Stock rally's fate hinges on 4 questions

The U.S. job market continues to heal, putting Wall Street on a collision course with an inevitable shift to a less market-friendly Federal Reserve and raising fresh questions about what comes next for stocks.
The changing dynamic between the Fed and markets could determine the fate of the stock rally. It also sets up a titanic tug of war between growth-sapping higher interest rates and a somewhat-fragile economy trying to prove it can stand on its own.
While the fact the economy created a better-than-expected 195,000 jobs in June is good news, the optimism is being tempered by the belief that the hiring surge gives the Fed a legitimate reason to start "tapering" its "easy money" bond-buying program later this year, perhaps as early as September. The policy, dubbed "QE" and designed to keep borrowing costs low, has been a boon for stocks.

Stocks are also being pressured by the bond market, where the yield on the 10-year Treasury note on Friday spiked above 2.7%, a level not seen since August 2011. The soaring yield raised fears that interest rates will move sharply higher and jeopardize the rebound in housing and dent overall growth. Still, the Dow Jones industrial average rose 1% Friday to 15,136 and is just 1.8% off its record May 28 high.
For stocks to continue rising, the economy must prove it can overcome the dampening effect of less Fed stimulus and rising rates, says Quincy Krosby, a strategist at Prudential Financial.
"If you're going to have tapering, on the other side of the equation you better see economic growth gain traction," says Krosby.
How stocks fare could be determined by answers to four key questions:
1. How will investors react to the Fed's "taper" timetable? More clues come Wednesday with the release of minutes of the Fed's June 18-19 policymaking meeting and a speech by Fed Chairman Ben Bernanke.
"We know tapering is going to happen. So what does it look like?" says Russ Koesterich, global chief investment strategist at BlackRock. "Investors want to get a feel for timing.
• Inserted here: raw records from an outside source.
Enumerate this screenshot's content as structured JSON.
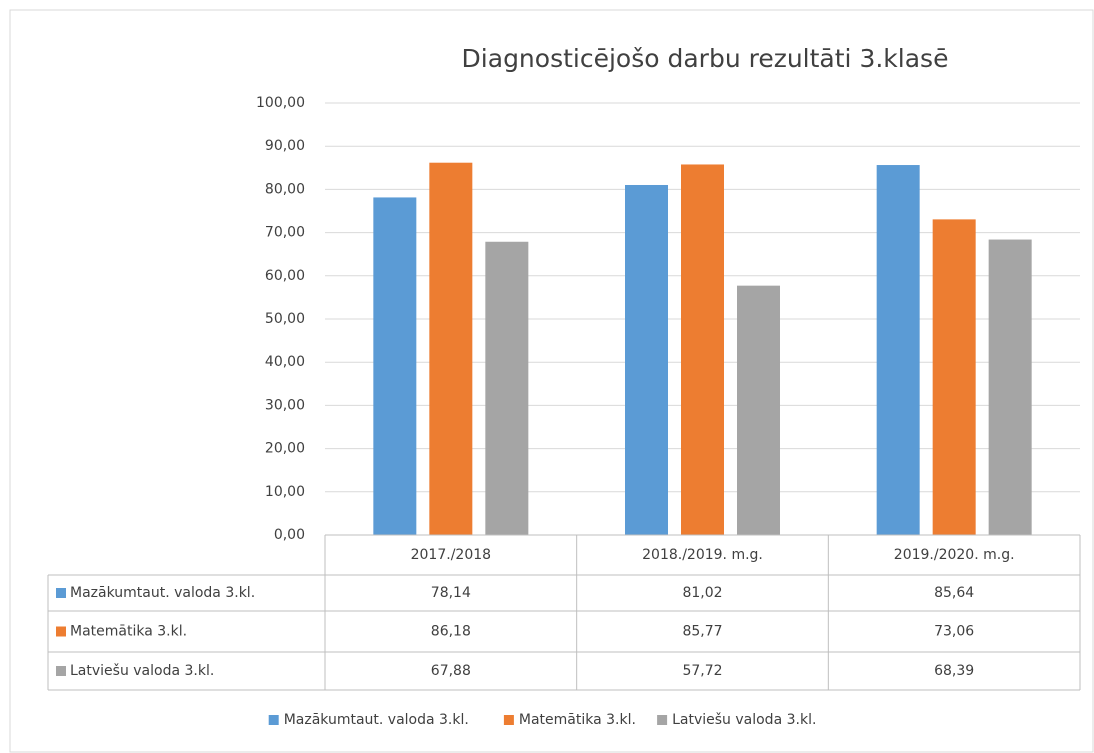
{
  "chart_data": {
    "type": "bar",
    "title": "Diagnosticējošo darbu rezultāti 3.klasē",
    "categories": [
      "2017./2018",
      "2018./2019. m.g.",
      "2019./2020. m.g."
    ],
    "series": [
      {
        "name": "Mazākumtaut. valoda  3.kl.",
        "color": "#5b9bd5",
        "values": [
          78.14,
          81.02,
          85.64
        ],
        "value_labels": [
          "78,14",
          "81,02",
          "85,64"
        ]
      },
      {
        "name": "Matemātika 3.kl.",
        "color": "#ed7d31",
        "values": [
          86.18,
          85.77,
          73.06
        ],
        "value_labels": [
          "86,18",
          "85,77",
          "73,06"
        ]
      },
      {
        "name": "Latviešu valoda 3.kl.",
        "color": "#a5a5a5",
        "values": [
          67.88,
          57.72,
          68.39
        ],
        "value_labels": [
          "67,88",
          "57,72",
          "68,39"
        ]
      }
    ],
    "ylim": [
      0,
      100
    ],
    "yticks": [
      {
        "value": 0,
        "label": "0,00"
      },
      {
        "value": 10,
        "label": "10,00"
      },
      {
        "value": 20,
        "label": "20,00"
      },
      {
        "value": 30,
        "label": "30,00"
      },
      {
        "value": 40,
        "label": "40,00"
      },
      {
        "value": 50,
        "label": "50,00"
      },
      {
        "value": 60,
        "label": "60,00"
      },
      {
        "value": 70,
        "label": "70,00"
      },
      {
        "value": 80,
        "label": "80,00"
      },
      {
        "value": 90,
        "label": "90,00"
      },
      {
        "value": 100,
        "label": "100,00"
      }
    ],
    "grid": true,
    "legend": "bottom",
    "data_table": true
  }
}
They're also curious about the strategy and different forms of tapering the Fed is considering."
2. Will CEOs paint a bright earnings outlook? The second-quarter earnings season kicks off July 8 with reports from aluminum giant Alcoa and big Wall Street banks, including JPMorgan Chase.
"Analysts will want to hear confirmation from corporate leaders that they are seeing the same signs of economic improvement that the data seem to suggest," says Russell Price, senior economist at Ameriprise Financial.
3. Will bond yields stabilize or shoot higher? A spike to 3% or more on the benchmark 10-year Treasury could rattle investors anew.
"How problematic (rising rates) become depends on the magnitude of the increase and how fast they get there," says Price. "We'd like rates to rise at a measured pace that allows the economy to continue its recovery."
4. Will global hot spots cool? Geopolitical risks are back. The political crisis in Egypt, the latest flare-ups in the eurozone's debt crisis in and ongoing questions about whether China's economy will slow are potential setbacks for stock investors.
"We got lucky in the first half," says Koesterich. "A lot of things that could have gone wrong abroad did not. But none of the issues have been fixed."